In next week’s primary election for the Republican nomination for governor, the results will be close, the participation minimal.
That’s the prediction David Sturrock, chair of the political science department at Southwest Minnesota State University in Marshall.
“I thought at first a voter turnout of 300,000 but now, best guess is a turnout of 250,000 to 275,000,” said Sturrock, who has made voter turnout a niche topic in his classes and who was a Republican congressional candidate himself in 2004. If those figures hold, that would represent less than 9 percent of registered voters in Minnesota.
It comes down to money, Sturrock said, using the 2010 DFL primary for governor as a baseline. That year, more than $10 million in total was spent in the three-way race for the DFL nomination, with 446,000 voters going to the polls.
“This time, the four Republican candidates [Jeff Johnson, Marty Seifert, Kurt Zellers, and Scott Honour] will spend a couple million dollars among them, maybe,” Sturrock said.
So, which candidate has the advantage in a low turnout election?
“Lower turnout is best for the endorsed candidate, but there is a plausible path to victory for all four candidates,” said Sturrock who noted that each candidate has his own strategy to shave a winning margin.
As the endorsed candidate, the Hennepin County commissioner Johnson has access to the Republic party’s voter lists, its volunteer operations, and its get-out-the-vote call centers.
Scott Honour’s independent financing of his campaign — he’s contributed $900,000 of his own money so far – can buy him the same infrastructure, plus substantial exposure with radio and TV ads.
Seifert, the candidate with lowest amount of cash, has put in what Sturrock calls “windshield time,” visiting rural counties that have a history of higher voter turnout and areas with hot local contests. Seifert spent Sunday at the Derby Days parade in Shakopee, where two GOP candidates are competing for the nomination for state representative.
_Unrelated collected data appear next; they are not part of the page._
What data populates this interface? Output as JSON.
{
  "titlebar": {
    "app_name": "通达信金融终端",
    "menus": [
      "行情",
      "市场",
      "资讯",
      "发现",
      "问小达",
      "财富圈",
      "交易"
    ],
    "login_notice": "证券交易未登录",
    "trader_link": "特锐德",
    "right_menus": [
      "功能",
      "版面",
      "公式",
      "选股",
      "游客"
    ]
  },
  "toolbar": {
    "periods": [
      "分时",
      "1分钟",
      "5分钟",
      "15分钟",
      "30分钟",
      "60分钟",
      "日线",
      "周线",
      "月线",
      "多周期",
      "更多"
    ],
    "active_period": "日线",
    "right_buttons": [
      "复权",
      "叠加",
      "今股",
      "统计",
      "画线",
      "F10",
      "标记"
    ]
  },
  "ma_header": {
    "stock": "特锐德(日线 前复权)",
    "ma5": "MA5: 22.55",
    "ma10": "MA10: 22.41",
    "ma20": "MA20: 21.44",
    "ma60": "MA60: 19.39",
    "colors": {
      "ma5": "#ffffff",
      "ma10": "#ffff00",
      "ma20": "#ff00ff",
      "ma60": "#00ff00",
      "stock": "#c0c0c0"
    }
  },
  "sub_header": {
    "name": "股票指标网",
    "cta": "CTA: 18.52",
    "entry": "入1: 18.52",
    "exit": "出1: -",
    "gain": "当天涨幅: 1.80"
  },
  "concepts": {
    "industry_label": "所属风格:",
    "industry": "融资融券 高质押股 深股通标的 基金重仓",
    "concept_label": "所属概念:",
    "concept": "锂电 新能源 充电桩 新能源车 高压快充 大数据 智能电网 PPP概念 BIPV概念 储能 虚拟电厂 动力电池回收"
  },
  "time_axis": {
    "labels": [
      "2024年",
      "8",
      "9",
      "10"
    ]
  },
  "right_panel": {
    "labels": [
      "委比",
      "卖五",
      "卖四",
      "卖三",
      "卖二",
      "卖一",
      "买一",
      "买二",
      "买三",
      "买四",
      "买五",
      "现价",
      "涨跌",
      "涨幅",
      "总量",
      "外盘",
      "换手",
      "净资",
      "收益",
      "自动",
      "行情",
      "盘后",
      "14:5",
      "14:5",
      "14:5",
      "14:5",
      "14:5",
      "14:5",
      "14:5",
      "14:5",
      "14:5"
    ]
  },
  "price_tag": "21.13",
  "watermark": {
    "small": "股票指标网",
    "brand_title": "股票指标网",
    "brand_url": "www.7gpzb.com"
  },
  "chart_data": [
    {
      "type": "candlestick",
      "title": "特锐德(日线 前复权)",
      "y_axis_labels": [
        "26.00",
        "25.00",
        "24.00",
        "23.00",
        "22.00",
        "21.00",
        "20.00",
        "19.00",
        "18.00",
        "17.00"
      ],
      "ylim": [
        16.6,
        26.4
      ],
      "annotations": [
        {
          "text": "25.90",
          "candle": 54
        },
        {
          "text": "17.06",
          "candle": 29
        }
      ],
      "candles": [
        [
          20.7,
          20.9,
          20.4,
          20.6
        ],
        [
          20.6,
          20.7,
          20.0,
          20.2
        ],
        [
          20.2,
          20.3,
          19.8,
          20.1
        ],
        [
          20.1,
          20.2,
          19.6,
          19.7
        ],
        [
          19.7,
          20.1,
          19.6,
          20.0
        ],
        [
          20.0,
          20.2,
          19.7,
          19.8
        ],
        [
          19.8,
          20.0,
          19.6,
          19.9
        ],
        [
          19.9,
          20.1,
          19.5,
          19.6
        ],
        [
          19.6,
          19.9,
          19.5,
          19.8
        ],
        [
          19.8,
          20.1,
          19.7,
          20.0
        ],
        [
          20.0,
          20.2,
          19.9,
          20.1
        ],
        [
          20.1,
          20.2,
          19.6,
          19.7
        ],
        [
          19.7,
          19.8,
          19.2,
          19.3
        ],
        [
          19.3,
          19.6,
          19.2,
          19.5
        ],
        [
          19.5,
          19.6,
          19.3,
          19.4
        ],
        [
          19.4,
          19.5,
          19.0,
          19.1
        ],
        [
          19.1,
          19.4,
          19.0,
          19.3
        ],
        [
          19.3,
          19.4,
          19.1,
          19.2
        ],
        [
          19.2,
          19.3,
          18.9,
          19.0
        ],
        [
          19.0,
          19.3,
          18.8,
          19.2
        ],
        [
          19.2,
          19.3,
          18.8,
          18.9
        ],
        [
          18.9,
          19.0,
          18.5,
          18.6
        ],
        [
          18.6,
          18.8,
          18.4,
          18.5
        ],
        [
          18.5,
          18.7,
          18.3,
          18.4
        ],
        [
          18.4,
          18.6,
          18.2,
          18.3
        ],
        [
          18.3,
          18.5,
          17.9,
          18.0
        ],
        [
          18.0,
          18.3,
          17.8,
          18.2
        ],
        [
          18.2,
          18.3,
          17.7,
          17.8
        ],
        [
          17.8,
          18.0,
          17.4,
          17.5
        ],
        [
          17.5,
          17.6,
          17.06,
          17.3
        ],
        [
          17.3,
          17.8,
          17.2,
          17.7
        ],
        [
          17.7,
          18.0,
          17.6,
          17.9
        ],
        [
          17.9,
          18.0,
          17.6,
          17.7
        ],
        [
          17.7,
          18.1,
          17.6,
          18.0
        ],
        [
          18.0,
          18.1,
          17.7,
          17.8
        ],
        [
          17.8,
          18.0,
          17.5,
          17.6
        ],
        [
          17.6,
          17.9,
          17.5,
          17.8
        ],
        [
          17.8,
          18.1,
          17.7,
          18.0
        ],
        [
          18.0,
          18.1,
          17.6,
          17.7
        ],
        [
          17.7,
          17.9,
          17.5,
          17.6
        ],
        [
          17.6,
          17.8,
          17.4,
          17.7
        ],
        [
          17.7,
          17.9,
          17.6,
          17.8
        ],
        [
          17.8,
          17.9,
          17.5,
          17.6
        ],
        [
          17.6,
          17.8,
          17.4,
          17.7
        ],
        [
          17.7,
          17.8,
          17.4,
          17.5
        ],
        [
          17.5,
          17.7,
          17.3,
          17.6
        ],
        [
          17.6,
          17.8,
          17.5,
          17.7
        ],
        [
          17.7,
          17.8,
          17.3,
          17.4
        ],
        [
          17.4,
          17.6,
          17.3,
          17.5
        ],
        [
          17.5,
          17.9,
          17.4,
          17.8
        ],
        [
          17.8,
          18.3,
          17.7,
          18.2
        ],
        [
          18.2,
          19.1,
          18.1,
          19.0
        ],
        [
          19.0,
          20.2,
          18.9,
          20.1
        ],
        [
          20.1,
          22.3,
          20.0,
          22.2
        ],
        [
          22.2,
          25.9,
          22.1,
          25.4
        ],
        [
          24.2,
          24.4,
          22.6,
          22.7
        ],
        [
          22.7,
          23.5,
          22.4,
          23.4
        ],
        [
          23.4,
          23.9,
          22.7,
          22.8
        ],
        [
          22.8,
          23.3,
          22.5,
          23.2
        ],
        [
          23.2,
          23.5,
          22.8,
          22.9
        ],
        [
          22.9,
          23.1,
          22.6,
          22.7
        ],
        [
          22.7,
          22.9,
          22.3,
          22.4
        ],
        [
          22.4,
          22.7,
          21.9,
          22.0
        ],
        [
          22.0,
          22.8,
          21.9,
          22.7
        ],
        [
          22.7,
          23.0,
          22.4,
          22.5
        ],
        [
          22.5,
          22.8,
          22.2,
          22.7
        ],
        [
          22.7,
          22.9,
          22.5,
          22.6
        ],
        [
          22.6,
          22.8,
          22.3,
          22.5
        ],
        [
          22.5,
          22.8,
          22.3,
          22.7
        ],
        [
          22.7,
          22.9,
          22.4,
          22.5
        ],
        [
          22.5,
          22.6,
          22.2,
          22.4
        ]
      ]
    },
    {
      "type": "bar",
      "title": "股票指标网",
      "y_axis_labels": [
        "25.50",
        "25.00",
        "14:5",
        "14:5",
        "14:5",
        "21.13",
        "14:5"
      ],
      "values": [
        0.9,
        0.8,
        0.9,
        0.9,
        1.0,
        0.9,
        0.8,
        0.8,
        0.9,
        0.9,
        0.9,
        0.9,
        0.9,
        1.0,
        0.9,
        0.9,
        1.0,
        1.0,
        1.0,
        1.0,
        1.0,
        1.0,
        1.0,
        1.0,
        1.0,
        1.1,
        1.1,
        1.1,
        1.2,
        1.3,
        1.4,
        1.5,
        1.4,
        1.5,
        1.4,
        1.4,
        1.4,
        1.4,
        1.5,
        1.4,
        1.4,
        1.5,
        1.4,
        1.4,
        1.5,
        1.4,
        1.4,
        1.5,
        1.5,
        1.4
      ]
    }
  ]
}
Zellers’ appeal to voters, according to Sturrock, is “an interesting message: ‘I’ve stood up against Mark Dayton and I’ve won.’” Zellers also has raised enough money to communicate that message online and on television.
As for the spread of victory, “I don’t think we’ll see a very big spread, ten to 15 points between high to low and a very close spread between the top two candidates.”
Very close, he said, but adding, “hopefully not so close as to prompt a recount.”